(…) Quando cai no Tarrafal, continuei a fazer poesia, duma maneira geral sem a preocupação da rima, da métrica - da métrica deliberada. Simplesmente, caio na cela disciplinar e estou num dos momentos mais duros, mais tremendos da minha vida, em que fiquei um ano sem recreio, sem direito a correio – nem sequer esse cordão umbilical: as cartas da família, dos amigos e das amigas - , dormi no chão períodos enormes – três horas já era noite lá dentro, sem livros – e era uma espécie de jazigo…
Era como se isto fosse uma cela e, dentro dela, havia quatro ou cinco jazigos até lá ao fundo. Depois a gente entrava, tinha um corredor e depois ainda entrava para outro sítio. E ali, como natureza, tinha baratas, mosquitos, aranhas, pardais que faziam ninhos lá em cima… E eu vi que, se não arranjasse uma capacidade de resposta, eu enlouquecia. Bem, entro já debilitado – nessa altura tinha já dez anos de campo de concentração… (…)
Então, autenticamente como quem faz palavras cruzadas, comecei… tinha problemas em conseguir papel e lápis.

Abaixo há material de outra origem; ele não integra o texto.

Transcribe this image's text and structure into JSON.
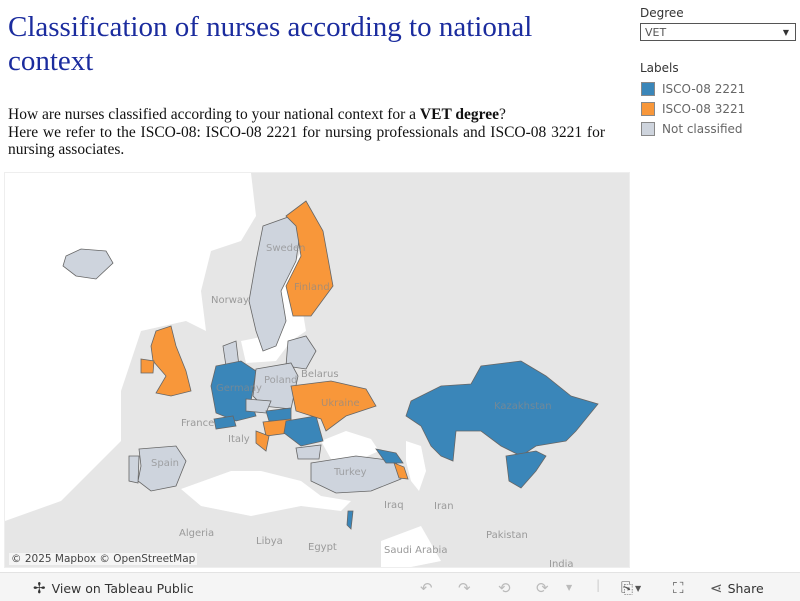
{
  "title": "Classification of nurses according to national context",
  "description": {
    "line1_pre": "How are nurses classified according to your national context for a ",
    "line1_bold": "VET degree",
    "line1_post": "?",
    "line2": "Here we refer to the ISCO-08: ISCO-08 2221 for nursing professionals and ISCO-08 3221 for nursing associates."
  },
  "filter": {
    "label": "Degree",
    "value": "VET"
  },
  "legend": {
    "title": "Labels",
    "items": [
      {
        "label": "ISCO-08 2221",
        "color": "#3a86b9"
      },
      {
        "label": "ISCO-08 3221",
        "color": "#f8973a"
      },
      {
        "label": "Not classified",
        "color": "#ced4dd"
      }
    ]
  },
  "map": {
    "labels": [
      "Sweden",
      "Norway",
      "Finland",
      "Belarus",
      "Poland",
      "Germany",
      "Ukraine",
      "France",
      "Italy",
      "Spain",
      "Turkey",
      "Kazakhstan",
      "Algeria",
      "Libya",
      "Egypt",
      "Iraq",
      "Iran",
      "Saudi Arabia",
      "Pakistan",
      "India"
    ],
    "attribution": "© 2025 Mapbox  © OpenStreetMap"
  },
  "toolbar": {
    "view_label": "View on Tableau Public",
    "share_label": "Share"
  }
}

Havia na cela ao lado uns camaradas do PAIGC, com quem eu, clandestinamente, consegui entrar em contacto – a janela era relativamente longe, mas eu, com um pau de vassoura, conseguia estender o meu saco, na ponta. Eles depois punham lá coisas que eu escondia, podia ler, escrever. E em períodos em que, aligeirada a situação, e em que já podia ter um ou outro livro, caderno – eram da caserna onde os outros viviam -, para queimar o tempo eu compliquei o jogo tentando fazer a minha poesia – toda a que entendesse – e passou a ser um jogo, autenticamente um jogo, sem pensar que sairia vivo de lá… Eu estava absolutamente convencido que morria lá, e que aquilo era absolutamente inútil. Mas o que eu queria era não enlouquecer. Eu tinha um raciocínio: o suicídio ocorria-me muitas vezes e, ao mesmo tempo, o desespero e uma raiva louca. Dizia: “- Eles enterram-te só, e ganham o jogo totalmente…” A minha ideia era esta: fazer um acto de violência em que conseguisse matar um, mesmo que depois fosse morto, mas pelo menos fazia um a um – isto em termos de jogo. Se matasse dois, ganhava dois a um! Veja só o meu estado… Dava comigo a acordar com a minha voz a falar alto, e passeava como um louco; quando já não me deixavam no jazigo, deixavam-me passear… Isto é, era dentro daquele espaço, mas passeando naquele corredor… e então tentei reconstituir de memória alguns sonetos, algumas quadras, umas estâncias de Os lusíadas, e estudar com o pouco que eu tinha aprendido de versificação – 4ª e 8ª, 3ª, 5ª etc., cinco sílabas, dez sílabas… E, inclusivamente, até procurava as rimas mais arrevesadas para andar ali com os cornos um dia inteiro, entretido, à procura até acabar o soneto. E isto foi um recurso em que, posso dizer, taxativamente, a poesia me salvou. Se quiser, chame-lhe palavras paralelas, hieróglifos: para mesmo matar o tempo e não enlouquecer…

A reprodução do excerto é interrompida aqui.